Abstract

Stellar mergers are estimated to be common events in the Galaxy. The best studied stellar merger case to date is V1309 Sco (= Nova Scorpii 2008) which was originally misclassified as a Nova event. Later identified as the merger of the components of a cool overcontact binary system with 1.52 Msun and 0.16 Msun, V1309 Sco showed an initial period of P = 1.4 days before the merger. Post-outburst evolution demonstrated that V1309 Sco was unlike the typical Classical Novae and Symbiotic Recurrent Novae with significant dust production around it, and indicated that the system may become a post-AGB (or pre-PN) soon. Here we present a study of V1309 Sco about ten years after the outburst, based on near-IR variability and colour data from the ESO surveys VISTA Variables in the V\'{i}a L\'actea (VVV) and VVV eXtended (VVVX).
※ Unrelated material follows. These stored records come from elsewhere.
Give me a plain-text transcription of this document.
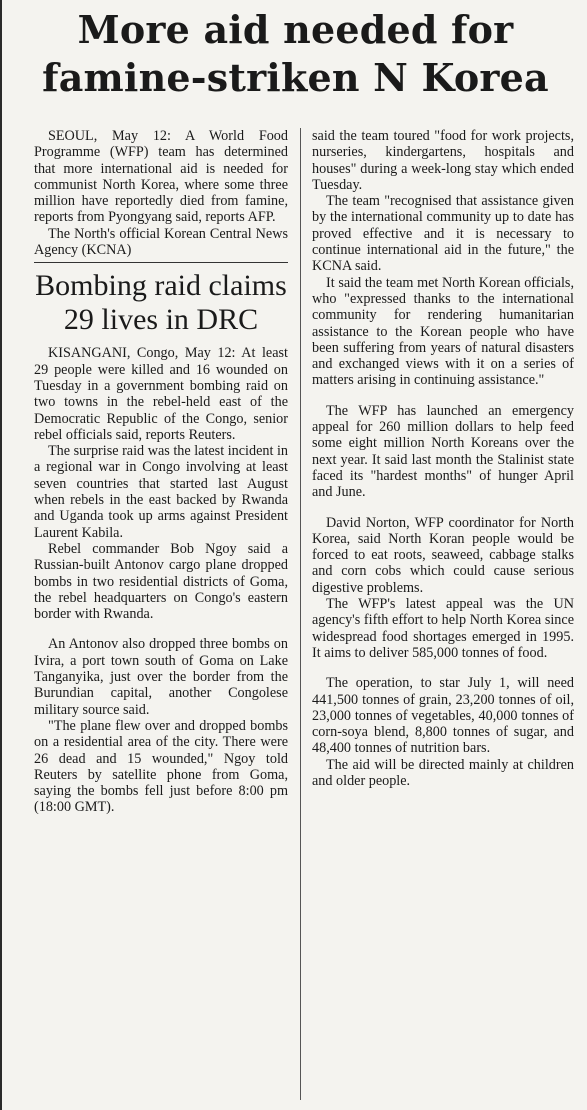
More aid needed for famine-striken N Korea

SEOUL, May 12: A World Food Programme (WFP) team has determined that more international aid is needed for communist North Korea, where some three million have reportedly died from famine, reports from Pyongyang said, reports AFP.

The North's official Korean Central News Agency (KCNA)

Bombing raid claims 29 lives in DRC

KISANGANI, Congo, May 12: At least 29 people were killed and 16 wounded on Tuesday in a government bombing raid on two towns in the rebel-held east of the Democratic Republic of the Congo, senior rebel officials said, reports Reuters.

The surprise raid was the latest incident in a regional war in Congo involving at least seven countries that started last August when rebels in the east backed by Rwanda and Uganda took up arms against President Laurent Kabila.

Rebel commander Bob Ngoy said a Russian-built Antonov cargo plane dropped bombs in two residential districts of Goma, the rebel headquarters on Congo's eastern border with Rwanda.

An Antonov also dropped three bombs on Ivira, a port town south of Goma on Lake Tanganyika, just over the border from the Burundian capital, another Congolese military source said.

"The plane flew over and dropped bombs on a residential area of the city. There were 26 dead and 15 wounded," Ngoy told Reuters by satellite phone from Goma, saying the bombs fell just before 8:00 pm (18:00 GMT).

said the team toured "food for work projects, nurseries, kindergartens, hospitals and houses" during a week-long stay which ended Tuesday.

The team "recognised that assistance given by the international community up to date has proved effective and it is necessary to continue international aid in the future," the KCNA said.

It said the team met North Korean officials, who "expressed thanks to the international community for rendering humanitarian assistance to the Korean people who have been suffering from years of natural disasters and exchanged views with it on a series of matters arising in continuing assistance."

The WFP has launched an emergency appeal for 260 million dollars to help feed some eight million North Koreans over the next year. It said last month the Stalinist state faced its "hardest months" of hunger April and June.

David Norton, WFP coordinator for North Korea, said North Koran people would be forced to eat roots, seaweed, cabbage stalks and corn cobs which could cause serious digestive problems.

The WFP's latest appeal was the UN agency's fifth effort to help North Korea since widespread food shortages emerged in 1995. It aims to deliver 585,000 tonnes of food.

The operation, to star July 1, will need 441,500 tonnes of grain, 23,200 tonnes of oil, 23,000 tonnes of vegetables, 40,000 tonnes of corn-soya blend, 8,800 tonnes of sugar, and 48,400 tonnes of nutrition bars.

The aid will be directed mainly at children and older people.
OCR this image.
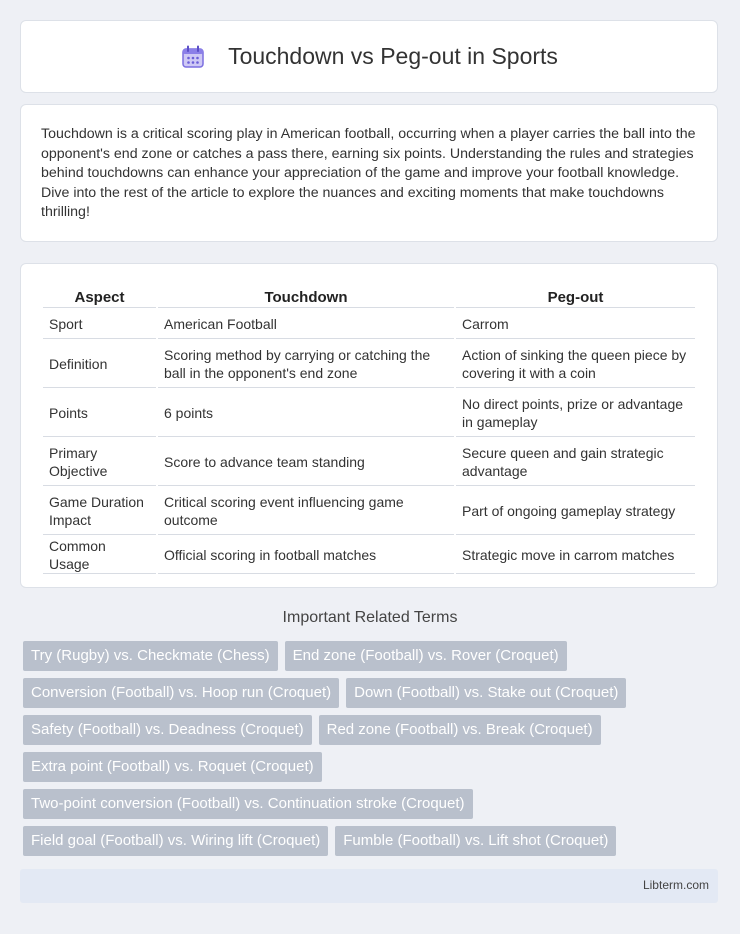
Touchdown vs Peg-out in Sports

Touchdown is a critical scoring play in American football, occurring when a player carries the ball into the opponent's end zone or catches a pass there, earning six points. Understanding the rules and strategies behind touchdowns can enhance your appreciation of the game and improve your football knowledge. Dive into the rest of the article to explore the nuances and exciting moments that make touchdowns thrilling!

Aspect	Touchdown	Peg-out
Sport	American Football	Carrom
Definition	Scoring method by carrying or catching the ball in the opponent's end zone	Action of sinking the queen piece by covering it with a coin
Points	6 points	No direct points, prize or advantage in gameplay
Primary Objective	Score to advance team standing	Secure queen and gain strategic advantage
Game Duration Impact	Critical scoring event influencing game outcome	Part of ongoing gameplay strategy
Common Usage	Official scoring in football matches	Strategic move in carrom matches
Important Related Terms
Try (Rugby) vs. Checkmate (Chess)	End zone (Football) vs. Rover (Croquet)
Conversion (Football) vs. Hoop run (Croquet)	Down (Football) vs. Stake out (Croquet)
Safety (Football) vs. Deadness (Croquet)	Red zone (Football) vs. Break (Croquet)
Extra point (Football) vs. Roquet (Croquet)
Two-point conversion (Football) vs. Continuation stroke (Croquet)
Field goal (Football) vs. Wiring lift (Croquet)	Fumble (Football) vs. Lift shot (Croquet)
Libterm.com
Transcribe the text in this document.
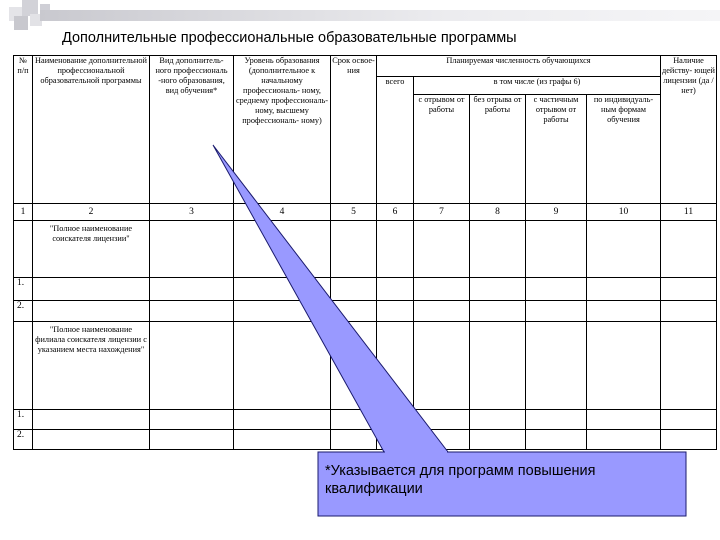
Дополнительные профессиональные образовательные программы
№ п/п	Наименование дополнительной профессиональной образовательной программы	Вид дополнитель- ного профессиональ -ного образования, вид обучения*	Уровень образования (дополнительное к начальному профессиональ- ному, среднему профессиональ- ному, высшему профессиональ- ному)	Срок освое- ния	Планируемая численность обучающихся					Наличие действу- ющей лицензии (да / нет)
					всего	в том числе (из графы 6)				
						с отрывом от работы	без отрыва от работы	с частичным отрывом от работы	по индивидуаль- ным формам обучения	
1	2	3	4	5	6	7	8	9	10	11
	"Полное наименование соискателя лицензии"									
1.										
2.										
	"Полное наименование филиала соискателя лицензии с указанием места нахождения"									
1.										
2.										
*Указывается для программ повышения квалификации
We find that reasonable equilibrium in this stellar merger is being reached and that the star has settled into a nearly constant magnitude. A dramatic change in its near-IR colours from (J-Ks) = 1.40 in 2010 to (J-Ks) = 0.42 in 2015 and a possible low amplitude periodic signal with P = 0.49 days in the post-outburst data are consistent with a "blue straggler" star, predicted to be formed from a stellar merger.